文件系统操作
首先,我们从标准库用来与内核通信的系统调用来研究。尽管文件操作对所有应用程序来说都属于标准功能,但对文件系统的操作只限于几个系统程序,即用于装载和卸载文件系统的mount
和umount
程序。
注册文件系统
在文件系统注册到内核时,文件系统是编译为模块,或者持久编译到内核中。fs/super.c
中的register_filesystem
用来向内核注册文件系统。一个文件系统不能注册两次。
用于描述文件系统的结构源码如下
struct file_system_type
{
const char *name;//保存文件系统的名称
int fs_flags; //使用的标志,例如标明只读装载、禁止/setudi/setgid操作或进行其他的微调。
//文件系统必须在物理设备上面
#define FS_REQUIRES_DEV 1
//此文件系统需要使用二进制数据结构mount data*.nfs使用这种mount data
#define FS_BINARY_MOUNTDATA 2
//系统含有子类型,最常见的就是FUSE,FUSE不是真正的文件系统,所以要通过文件系统类型来区别,通过FUSE接口实现不同的文件系统。
#define FS_HAS_SUBTYPE 4
//每次挂载后都是不同的user namespace,比如deypts
#define FS_USERNS_MOUNT 8 /* Can be mounted by userns root */
#define FS_USERNS_DEV_MOUNT 16 /* A userns mount does not imply MNT_NODEV */
#define FS_USERNS_VISIBLE 32 /* FS must already be visible */
#define FS_RENAME_DOES_D_MOVE 32768 /* FS will handle d_move() during rename() internally. */
struct dentry *(*mount) (struct file_system_type *, int,
const char *, void *);//用户调用sys_mount挂载某一个文件系统时,最终会调到该回调函数
struct dentry *(*mount2) (struct vfsmount *, struct file_system_type *, int,
const char *, void *);
void *(*alloc_mnt_data) (void);
void (*kill_sb) (struct super_block *);//删除内存中的superblock,在卸载文件系统时使用。

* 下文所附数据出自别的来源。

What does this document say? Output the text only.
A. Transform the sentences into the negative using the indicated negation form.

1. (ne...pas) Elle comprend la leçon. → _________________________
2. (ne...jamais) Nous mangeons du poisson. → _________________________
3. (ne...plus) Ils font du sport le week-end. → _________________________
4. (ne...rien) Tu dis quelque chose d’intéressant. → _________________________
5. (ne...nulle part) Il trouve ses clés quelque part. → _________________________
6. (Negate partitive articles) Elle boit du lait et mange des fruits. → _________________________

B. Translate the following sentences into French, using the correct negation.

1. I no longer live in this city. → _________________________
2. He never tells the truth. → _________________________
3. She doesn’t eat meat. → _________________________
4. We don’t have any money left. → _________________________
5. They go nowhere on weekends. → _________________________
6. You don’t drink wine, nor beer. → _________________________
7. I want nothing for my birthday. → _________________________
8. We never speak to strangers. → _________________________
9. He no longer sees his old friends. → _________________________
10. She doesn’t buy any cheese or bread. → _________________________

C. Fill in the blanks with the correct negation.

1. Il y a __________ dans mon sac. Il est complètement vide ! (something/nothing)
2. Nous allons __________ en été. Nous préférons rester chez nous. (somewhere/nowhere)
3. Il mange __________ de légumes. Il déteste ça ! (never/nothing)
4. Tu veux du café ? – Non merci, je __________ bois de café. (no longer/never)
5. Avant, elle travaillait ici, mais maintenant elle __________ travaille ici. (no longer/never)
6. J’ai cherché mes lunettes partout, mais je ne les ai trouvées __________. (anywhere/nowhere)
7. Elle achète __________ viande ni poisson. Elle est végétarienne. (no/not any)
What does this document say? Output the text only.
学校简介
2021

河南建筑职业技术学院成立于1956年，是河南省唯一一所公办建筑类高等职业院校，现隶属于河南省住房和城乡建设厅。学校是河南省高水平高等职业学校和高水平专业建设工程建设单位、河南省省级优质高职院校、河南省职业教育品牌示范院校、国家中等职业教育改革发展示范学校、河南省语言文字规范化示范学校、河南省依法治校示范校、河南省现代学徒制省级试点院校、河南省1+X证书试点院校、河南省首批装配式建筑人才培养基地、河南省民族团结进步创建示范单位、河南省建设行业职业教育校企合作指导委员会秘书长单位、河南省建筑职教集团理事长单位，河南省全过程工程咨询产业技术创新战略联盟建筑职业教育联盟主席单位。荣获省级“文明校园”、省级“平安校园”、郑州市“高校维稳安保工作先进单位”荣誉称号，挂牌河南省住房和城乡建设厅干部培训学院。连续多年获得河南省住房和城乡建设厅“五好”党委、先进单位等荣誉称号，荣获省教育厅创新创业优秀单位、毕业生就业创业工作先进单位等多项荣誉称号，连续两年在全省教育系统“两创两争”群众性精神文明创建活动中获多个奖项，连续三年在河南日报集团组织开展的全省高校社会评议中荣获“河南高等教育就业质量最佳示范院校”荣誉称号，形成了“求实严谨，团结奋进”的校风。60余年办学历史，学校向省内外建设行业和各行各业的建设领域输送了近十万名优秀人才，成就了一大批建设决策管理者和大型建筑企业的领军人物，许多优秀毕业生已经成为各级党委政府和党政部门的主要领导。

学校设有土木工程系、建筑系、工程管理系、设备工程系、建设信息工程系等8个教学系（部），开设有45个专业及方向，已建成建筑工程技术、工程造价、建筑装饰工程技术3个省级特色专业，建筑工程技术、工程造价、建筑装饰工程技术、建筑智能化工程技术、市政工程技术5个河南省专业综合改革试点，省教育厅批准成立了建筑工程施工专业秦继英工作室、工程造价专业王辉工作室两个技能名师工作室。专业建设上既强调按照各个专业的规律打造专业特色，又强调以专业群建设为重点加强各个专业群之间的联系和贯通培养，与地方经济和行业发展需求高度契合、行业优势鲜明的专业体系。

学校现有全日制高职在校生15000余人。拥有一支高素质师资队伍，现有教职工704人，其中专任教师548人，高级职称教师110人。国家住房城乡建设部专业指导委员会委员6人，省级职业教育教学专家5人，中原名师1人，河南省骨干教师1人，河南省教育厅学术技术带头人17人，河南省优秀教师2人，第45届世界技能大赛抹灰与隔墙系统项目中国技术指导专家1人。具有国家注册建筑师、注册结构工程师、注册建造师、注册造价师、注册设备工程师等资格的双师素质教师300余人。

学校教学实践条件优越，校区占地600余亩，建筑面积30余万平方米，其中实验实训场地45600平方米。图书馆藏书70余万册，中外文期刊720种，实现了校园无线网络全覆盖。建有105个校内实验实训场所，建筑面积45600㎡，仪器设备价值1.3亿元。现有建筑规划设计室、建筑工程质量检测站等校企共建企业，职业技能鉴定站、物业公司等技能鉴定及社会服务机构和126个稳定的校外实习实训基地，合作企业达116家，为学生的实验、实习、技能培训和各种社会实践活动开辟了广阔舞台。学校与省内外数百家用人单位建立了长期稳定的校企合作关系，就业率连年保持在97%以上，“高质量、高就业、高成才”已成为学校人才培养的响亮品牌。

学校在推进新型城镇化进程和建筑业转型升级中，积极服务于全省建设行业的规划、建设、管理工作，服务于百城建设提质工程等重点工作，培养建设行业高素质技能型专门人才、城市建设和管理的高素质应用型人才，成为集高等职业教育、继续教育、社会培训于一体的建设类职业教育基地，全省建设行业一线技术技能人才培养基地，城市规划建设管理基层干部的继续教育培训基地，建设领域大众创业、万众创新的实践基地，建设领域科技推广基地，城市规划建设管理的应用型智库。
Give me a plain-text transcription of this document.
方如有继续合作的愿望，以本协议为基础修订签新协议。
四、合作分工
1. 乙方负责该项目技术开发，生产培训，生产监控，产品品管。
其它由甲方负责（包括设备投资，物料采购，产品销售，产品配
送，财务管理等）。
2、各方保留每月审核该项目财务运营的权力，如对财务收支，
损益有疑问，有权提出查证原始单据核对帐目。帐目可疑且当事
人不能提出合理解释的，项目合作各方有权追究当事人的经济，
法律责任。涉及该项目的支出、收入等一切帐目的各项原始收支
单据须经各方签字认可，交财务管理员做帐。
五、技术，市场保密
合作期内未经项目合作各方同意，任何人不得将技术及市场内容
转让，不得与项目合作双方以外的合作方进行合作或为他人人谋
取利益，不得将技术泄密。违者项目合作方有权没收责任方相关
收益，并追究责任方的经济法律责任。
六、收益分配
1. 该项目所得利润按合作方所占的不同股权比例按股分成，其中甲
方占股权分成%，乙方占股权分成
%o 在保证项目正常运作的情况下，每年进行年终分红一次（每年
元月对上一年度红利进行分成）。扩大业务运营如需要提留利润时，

struct module *owner; //指向实现这个文件系统的模块,通常为THIS_MODULES宏
struct file_system_type * next; //指向文件系统链表的下一个文件系统模型
struct hlist_head fs_supers; //此文件系统类型的文件系统超级块结构串都在这个表头中。
struct lock_class_key s_lock_key;
struct lock_class_key s_umount_key;
struct lock_class_key s_vfs_rename_key;
struct lock_class_key s_writers_key[SB_FREEZE_LEVELS];
struct lock_class_key i_lock_key;
struct lock_class_key i_mutex_key;
struct lock_class_key i_mutex_dir_key;
};
register_filesystem函数
/**
* register_filesystem - register a new filesystem
* @fs: the file system structure
* * Adds the file system passed to the list of file systems the kernel
* is aware of for mount and other syscalls. Returns 0 on success,
* or a negative errno code on an error.
* * The &struct file_system_type that is passed is linked into the kernel
* structures and must not be freed until the file system has been
* unregistered.
*/
int register_filesystem(struct file_system_type * fs)
{
int res = 0;
struct file_system_type ** p;
BUG_ON(strchr(fs->name, '.'));
if (fs->next)
return -EBUSY;
write_lock(&file_systems_lock);
p = find_filesystem(fs->name, strlen(fs->name));
if (*p)
res = -EBUSY;
else
*p = fs;
write_unlock(&file_systems_lock);
return res;
}
装载和卸载
目录树的装载和卸载比仅仅注册文件系统复杂的多,因为后者只需要向一个链表中添加对象,而前者需要对内核的内部数据结构执行很多操作,所以要复杂的多,文件系统的装载由mount系统调用发起
,我们需要阐明在现存目录树中装载新的文件系统必须执行的任务。还需要用于描述装载点的数据结构。
- vfsmount结构:采用一种单一的
文件系统层次结构
,新的文件系统可以集成到其中,使用mount可查询目录树中各文件系统的装载情况如下:
vfsmount结构(文件系统层次结构,包含各种文件系统类型)
将文件系统装载到一个目录时,装载点的内容被替换为即将装载的文件系统的内容,但并没有丢失或损坏,只是无法访问到,只要卸载掉装载的文件系统就可以重新访问,这就相当于挂载一个U盘或者sd卡一样。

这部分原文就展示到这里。